Silvester muss es knallen? Nein, sagen immer mehr Städte und Gemeinden und weisen böllerfreie Zonen aus. Nun soll nach dem Willen der SPD-Bürgerschaftsfraktion auch Greifswald nachziehen – vorausgesetzt die Einwohner wollen das.

Die Sozialdemokraten haben dazu eine entsprechende Bürgerschaftsvorlage erarbeitet, die derzeit die Ortsteilvertretungen und Ausschüsse durchläuft. „Weniger Feuerwerk in Greifswald würde die Feinstaubbelastung, das Müllaufkommen und die Lärmbelästigung für die Bürger senken“, argumentiert SPD-Fraktionschef Andreas Kerath. Den Anstoß für die Initiative hätten Gespräche mit genervten Bürgern gegeben, die Feuerwerke zunehmend als Belastung empfinden würden.

Bürgerbefragung zum Thema geplant

Die Entscheidung darüber, ob überhaupt und wenn ja,welche Zonen in der Stadt als feuerwerksfrei ausgewiesen werden, sollte die Stadt nicht von oben herab, sondern im Dialog mit den Greifswaldern treffen, so Kerath weiter. Deshalb regt die Fraktion zunächst eine Bürgerbefragung zu dem umstrittenen Thema an. Zudem solle die Stadt neben den rechtlichen Grundlagen auch prüfen, inwieweit Lösungen aus anderen Städten und Regionen übertragbar sind. In der Hansestadt sind das Areal am Museumshafen, der Markt und die Stadtteile Schönwalde I und II Epizentren ausgelassener Silvesterknallerei – zum Leidwesen von Hundebesitzern oder derer, die einfach eine besinnlichere Variante des Jahreswechsels bevorzugen.

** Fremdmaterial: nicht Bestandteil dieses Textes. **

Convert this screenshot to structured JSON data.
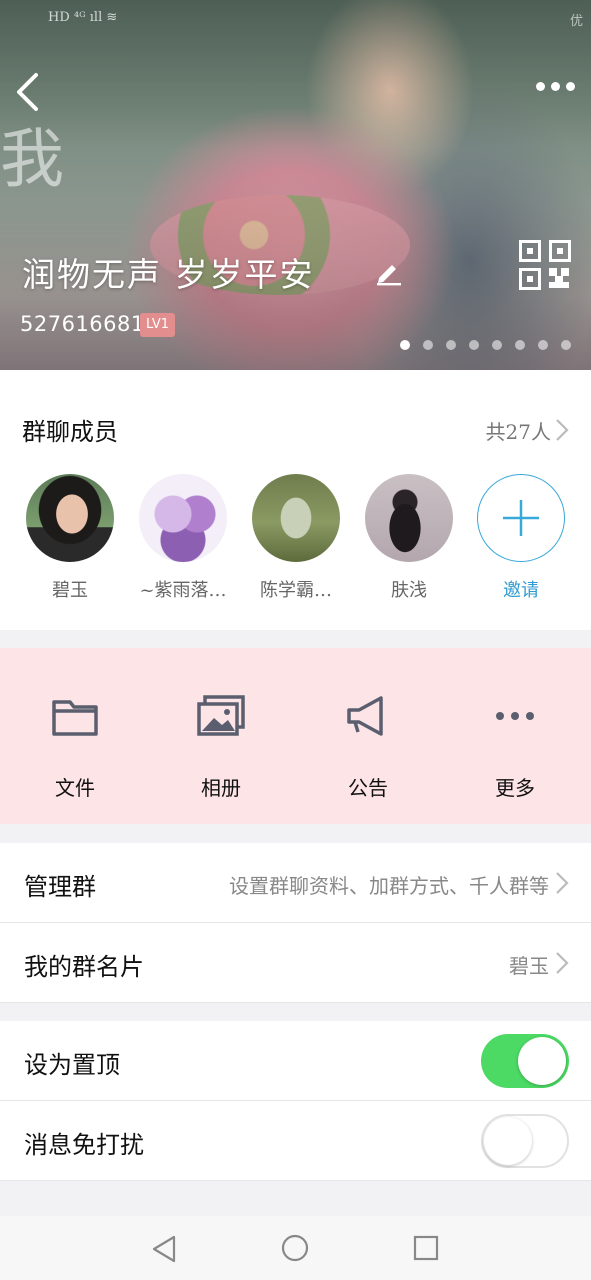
{
  "hero": {
    "status_left": "HD ⁴ᴳ ıll ≋",
    "status_right": "优",
    "watermark": "我",
    "group_name": "润物无声 岁岁平安",
    "group_id": "527616681",
    "level": "LV1",
    "page_count": 8,
    "active_page": 1
  },
  "members": {
    "title": "群聊成员",
    "count_text": "共27人",
    "list": [
      {
        "name": "碧玉",
        "icon": "avatar-woman-portrait"
      },
      {
        "name": "~紫雨落…",
        "icon": "avatar-anime-couple"
      },
      {
        "name": "陈学霸…",
        "icon": "avatar-garden-scene"
      },
      {
        "name": "肤浅",
        "icon": "avatar-dark-silhouette"
      }
    ],
    "invite_label": "邀请"
  },
  "actions": [
    {
      "label": "文件",
      "icon": "folder-icon"
    },
    {
      "label": "相册",
      "icon": "photo-album-icon"
    },
    {
      "label": "公告",
      "icon": "megaphone-icon"
    },
    {
      "label": "更多",
      "icon": "more-dots-icon"
    }
  ],
  "settings": {
    "manage_label": "管理群",
    "manage_hint": "设置群聊资料、加群方式、千人群等",
    "card_label": "我的群名片",
    "card_value": "碧玉",
    "pin_label": "设为置顶",
    "pin_on": true,
    "mute_label": "消息免打扰",
    "mute_on": false
  },
  "colors": {
    "accent_green": "#4cd964",
    "invite_blue": "#2f9bd2",
    "action_bg": "#fde4e6",
    "level_badge": "#e38e8e"
  }
}
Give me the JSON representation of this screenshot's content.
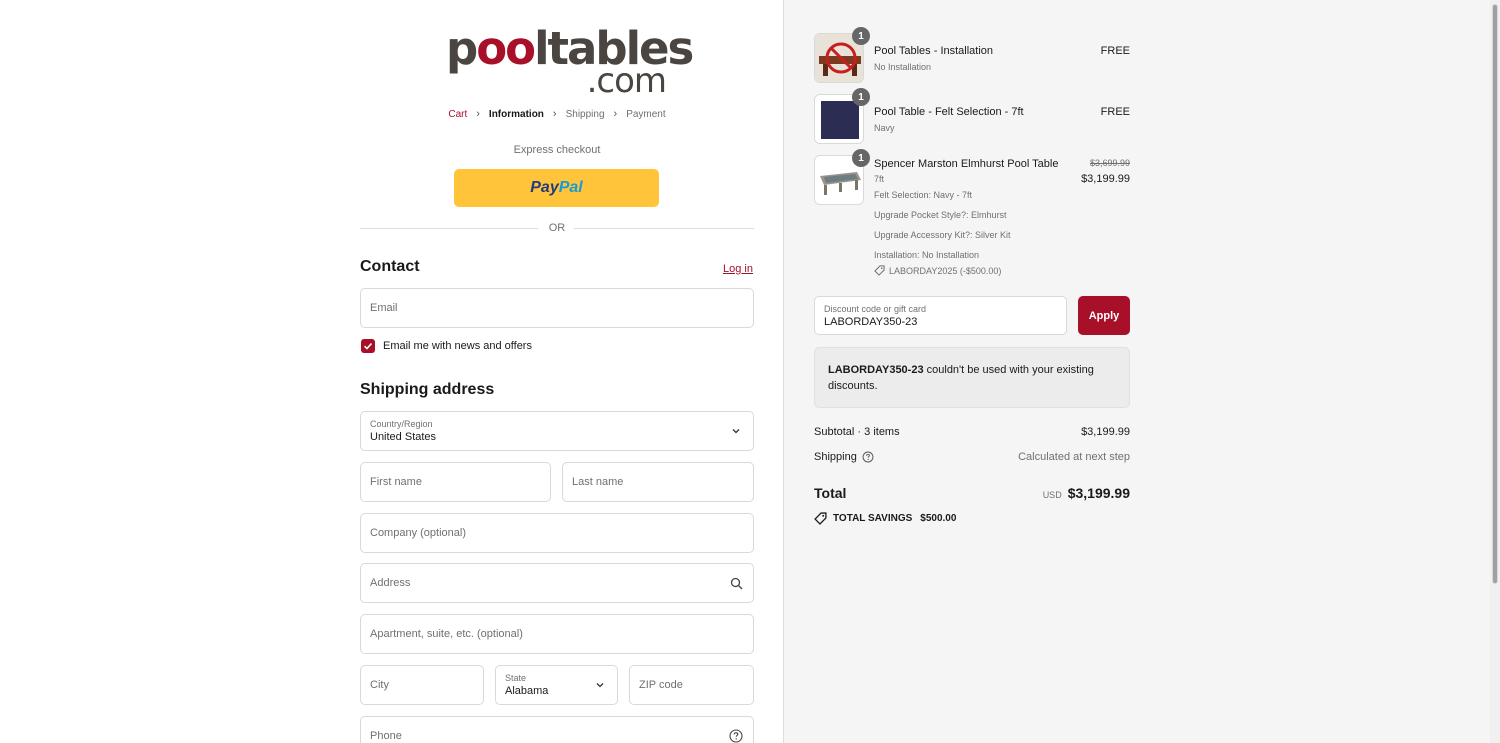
{
  "logo": {
    "left": "p",
    "oo": "oo",
    "right": "ltables",
    "dotcom": ".com"
  },
  "breadcrumb": {
    "cart": "Cart",
    "information": "Information",
    "shipping": "Shipping",
    "payment": "Payment",
    "sep": "›"
  },
  "express": {
    "label": "Express checkout",
    "paypal_pay": "Pay",
    "paypal_pal": "Pal"
  },
  "or_label": "OR",
  "contact": {
    "title": "Contact",
    "login": "Log in",
    "email_placeholder": "Email",
    "newsletter_label": "Email me with news and offers",
    "newsletter_checked": true
  },
  "shipping": {
    "title": "Shipping address",
    "country_label": "Country/Region",
    "country_value": "United States",
    "first_name": "First name",
    "last_name": "Last name",
    "company": "Company (optional)",
    "address": "Address",
    "apartment": "Apartment, suite, etc. (optional)",
    "city": "City",
    "state_label": "State",
    "state_value": "Alabama",
    "zip": "ZIP code",
    "phone": "Phone"
  },
  "order": {
    "items": [
      {
        "name": "Pool Tables - Installation",
        "variant": "No Installation",
        "qty": "1",
        "price": "FREE"
      },
      {
        "name": "Pool Table - Felt Selection - 7ft",
        "variant": "Navy",
        "qty": "1",
        "price": "FREE"
      },
      {
        "name": "Spencer Marston Elmhurst Pool Table",
        "variant": "7ft",
        "qty": "1",
        "original_price": "$3,699.99",
        "price": "$3,199.99",
        "options": [
          "Felt Selection: Navy - 7ft",
          "Upgrade Pocket Style?: Elmhurst",
          "Upgrade Accessory Kit?: Silver Kit",
          "Installation: No Installation"
        ],
        "discount": "LABORDAY2025 (-$500.00)"
      }
    ],
    "discount_label": "Discount code or gift card",
    "discount_value": "LABORDAY350-23",
    "apply_label": "Apply",
    "notice_code": "LABORDAY350-23",
    "notice_text": " couldn't be used with your existing discounts.",
    "subtotal_label": "Subtotal · 3 items",
    "subtotal_value": "$3,199.99",
    "shipping_label": "Shipping",
    "shipping_value": "Calculated at next step",
    "total_label": "Total",
    "currency": "USD",
    "total_value": "$3,199.99",
    "savings_label": "TOTAL SAVINGS",
    "savings_value": "$500.00"
  },
  "colors": {
    "brand": "#a8102a",
    "paypal_yellow": "#ffc439",
    "paypal_dark": "#253b80",
    "paypal_light": "#179bd7"
  }
}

Hannover hatte zum Jahreswechsel 2018/2019 als eine der ersten Städte Feuerwerke aus Teilen der City verbannt. Die Stadt zog danach ein positives Fazit: Die Stimmung sei deutlich entspannter als in der Vorjahren gewesen, die Menschen hätten ohne Angst vor gefährlichen Situationen durch Feuerwerkskörper gefeiert, so der Hannoveraner Ordnungsdezernent Axel von der Ohe. Allerdings klagten Händler über sinkende Umsätze. In anderen Städten wie Tübingen oder Quedlinburg sind Knaller wegen der alten und leicht entzündbaren Häuser schon länger aus der Altstadt verbannt. Die Greifswalder Bevölkerung zeigt sich gespalten.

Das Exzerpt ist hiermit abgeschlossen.